Sabe-se que, na britânia romana, tinha-se o costume de cobrir o corpo dos falecidos com gesso líquido ao sepultar, tanto que a jovem falecida foi encontrada assim. Contudo, os pesquisadores não sabem informar exatamente por que isso era feito.
Porém, para a arqueologia, isso é uma vantagem, assim os detalhes do morto são preservados, mesmo que tenham morrido há milhares de anos.
A raridade dos caixões de chumbo
No período romano, caixões de chumbo eram reservados para pessoas com posições sociais elevadas, sendo cristãos ou não. Apenas cerca de 400 caixões de chumbo foram descobertos na Grã-Bretanha.

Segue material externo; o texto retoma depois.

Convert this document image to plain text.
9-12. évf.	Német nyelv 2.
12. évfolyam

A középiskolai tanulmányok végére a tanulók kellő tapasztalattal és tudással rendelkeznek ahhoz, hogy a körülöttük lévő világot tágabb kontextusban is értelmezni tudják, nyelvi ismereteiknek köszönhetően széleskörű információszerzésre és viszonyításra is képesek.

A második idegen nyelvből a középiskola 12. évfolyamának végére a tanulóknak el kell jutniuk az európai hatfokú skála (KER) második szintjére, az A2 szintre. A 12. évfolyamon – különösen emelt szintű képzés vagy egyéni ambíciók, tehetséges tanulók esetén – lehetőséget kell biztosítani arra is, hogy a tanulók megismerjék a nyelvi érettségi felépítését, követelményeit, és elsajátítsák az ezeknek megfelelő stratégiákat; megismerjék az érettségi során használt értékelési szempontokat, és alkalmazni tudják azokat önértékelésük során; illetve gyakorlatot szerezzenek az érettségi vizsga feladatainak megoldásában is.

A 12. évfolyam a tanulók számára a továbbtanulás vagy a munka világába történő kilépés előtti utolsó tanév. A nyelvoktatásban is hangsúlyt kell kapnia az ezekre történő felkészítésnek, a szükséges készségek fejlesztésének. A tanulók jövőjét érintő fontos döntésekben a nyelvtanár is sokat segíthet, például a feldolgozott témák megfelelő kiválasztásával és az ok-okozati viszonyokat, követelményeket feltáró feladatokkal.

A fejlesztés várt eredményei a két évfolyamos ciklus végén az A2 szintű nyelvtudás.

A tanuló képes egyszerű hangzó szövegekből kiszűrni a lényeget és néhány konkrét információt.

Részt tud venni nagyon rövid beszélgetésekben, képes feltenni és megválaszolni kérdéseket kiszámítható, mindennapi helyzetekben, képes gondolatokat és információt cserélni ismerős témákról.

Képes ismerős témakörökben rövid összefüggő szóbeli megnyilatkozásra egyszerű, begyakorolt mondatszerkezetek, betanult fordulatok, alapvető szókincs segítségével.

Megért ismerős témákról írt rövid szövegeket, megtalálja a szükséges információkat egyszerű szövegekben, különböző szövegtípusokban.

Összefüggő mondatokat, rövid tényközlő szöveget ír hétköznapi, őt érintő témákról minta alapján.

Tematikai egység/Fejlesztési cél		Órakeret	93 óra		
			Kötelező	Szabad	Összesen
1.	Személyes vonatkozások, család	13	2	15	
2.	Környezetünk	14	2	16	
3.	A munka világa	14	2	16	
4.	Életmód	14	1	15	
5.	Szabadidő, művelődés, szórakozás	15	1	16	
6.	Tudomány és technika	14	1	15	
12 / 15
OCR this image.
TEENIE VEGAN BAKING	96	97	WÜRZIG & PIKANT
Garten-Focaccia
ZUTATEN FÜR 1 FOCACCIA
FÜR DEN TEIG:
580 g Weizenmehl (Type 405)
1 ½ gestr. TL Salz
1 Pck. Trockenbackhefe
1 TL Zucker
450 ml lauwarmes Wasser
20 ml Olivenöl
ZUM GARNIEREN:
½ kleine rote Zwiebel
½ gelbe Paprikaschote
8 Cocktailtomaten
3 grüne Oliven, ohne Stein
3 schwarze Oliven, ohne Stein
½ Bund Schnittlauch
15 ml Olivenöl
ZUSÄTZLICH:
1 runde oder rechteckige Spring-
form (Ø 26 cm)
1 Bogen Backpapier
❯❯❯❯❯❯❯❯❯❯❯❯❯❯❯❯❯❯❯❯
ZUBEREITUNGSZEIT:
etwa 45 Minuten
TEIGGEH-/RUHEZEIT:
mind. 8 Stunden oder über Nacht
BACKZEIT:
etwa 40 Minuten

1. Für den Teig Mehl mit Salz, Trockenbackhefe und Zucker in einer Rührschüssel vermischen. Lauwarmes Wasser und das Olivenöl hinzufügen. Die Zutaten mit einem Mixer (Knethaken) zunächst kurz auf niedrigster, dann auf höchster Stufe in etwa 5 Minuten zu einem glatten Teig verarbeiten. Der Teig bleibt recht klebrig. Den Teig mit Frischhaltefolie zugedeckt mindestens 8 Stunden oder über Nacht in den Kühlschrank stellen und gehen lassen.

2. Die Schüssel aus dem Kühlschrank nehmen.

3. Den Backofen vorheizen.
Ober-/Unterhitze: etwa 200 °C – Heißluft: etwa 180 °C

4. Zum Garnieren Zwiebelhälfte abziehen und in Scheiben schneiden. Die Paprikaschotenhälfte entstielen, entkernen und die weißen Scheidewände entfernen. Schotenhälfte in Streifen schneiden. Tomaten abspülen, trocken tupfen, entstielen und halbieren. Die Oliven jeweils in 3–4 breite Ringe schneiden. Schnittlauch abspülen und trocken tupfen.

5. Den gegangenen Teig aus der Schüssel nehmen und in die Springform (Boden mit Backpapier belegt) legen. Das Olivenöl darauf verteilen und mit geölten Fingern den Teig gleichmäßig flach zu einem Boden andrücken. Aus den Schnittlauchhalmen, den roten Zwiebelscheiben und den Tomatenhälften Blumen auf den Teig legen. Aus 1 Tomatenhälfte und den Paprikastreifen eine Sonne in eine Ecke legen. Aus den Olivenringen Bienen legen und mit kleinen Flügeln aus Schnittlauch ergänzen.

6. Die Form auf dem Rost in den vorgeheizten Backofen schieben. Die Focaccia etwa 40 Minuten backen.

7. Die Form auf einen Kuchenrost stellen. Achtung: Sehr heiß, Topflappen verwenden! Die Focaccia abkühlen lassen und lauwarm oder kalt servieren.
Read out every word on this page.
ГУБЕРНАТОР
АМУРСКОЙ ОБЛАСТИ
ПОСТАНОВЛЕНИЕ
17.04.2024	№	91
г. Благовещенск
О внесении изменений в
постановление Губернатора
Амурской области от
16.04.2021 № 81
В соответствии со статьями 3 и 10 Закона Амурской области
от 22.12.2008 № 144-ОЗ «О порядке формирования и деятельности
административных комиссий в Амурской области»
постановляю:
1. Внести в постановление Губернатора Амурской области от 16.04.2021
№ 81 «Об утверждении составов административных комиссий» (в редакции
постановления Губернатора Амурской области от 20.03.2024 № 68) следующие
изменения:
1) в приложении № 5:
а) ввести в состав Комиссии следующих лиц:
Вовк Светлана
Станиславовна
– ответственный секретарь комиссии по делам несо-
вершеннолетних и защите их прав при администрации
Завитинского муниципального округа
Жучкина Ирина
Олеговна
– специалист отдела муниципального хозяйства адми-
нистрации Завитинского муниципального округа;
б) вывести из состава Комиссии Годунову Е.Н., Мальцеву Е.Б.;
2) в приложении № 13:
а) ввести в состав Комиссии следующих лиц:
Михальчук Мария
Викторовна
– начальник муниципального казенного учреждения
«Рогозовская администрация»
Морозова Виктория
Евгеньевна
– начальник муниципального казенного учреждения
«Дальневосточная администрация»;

A junção desses caixões com os artefatos que eram enterrados em conjunto, eram utilizados não apenas para preservação do corpo, mas também para garantir a passagem segura da vida para a morte.
Sabe-se que, através de análises de restos mortais, que alguns dos sepultados eram romanos ou de outras regiões do Império Romano. Analisando todo o contexto encontrado nessa descoberta, os pesquisadores associam a identidade da mulher como sendo romana e pagã.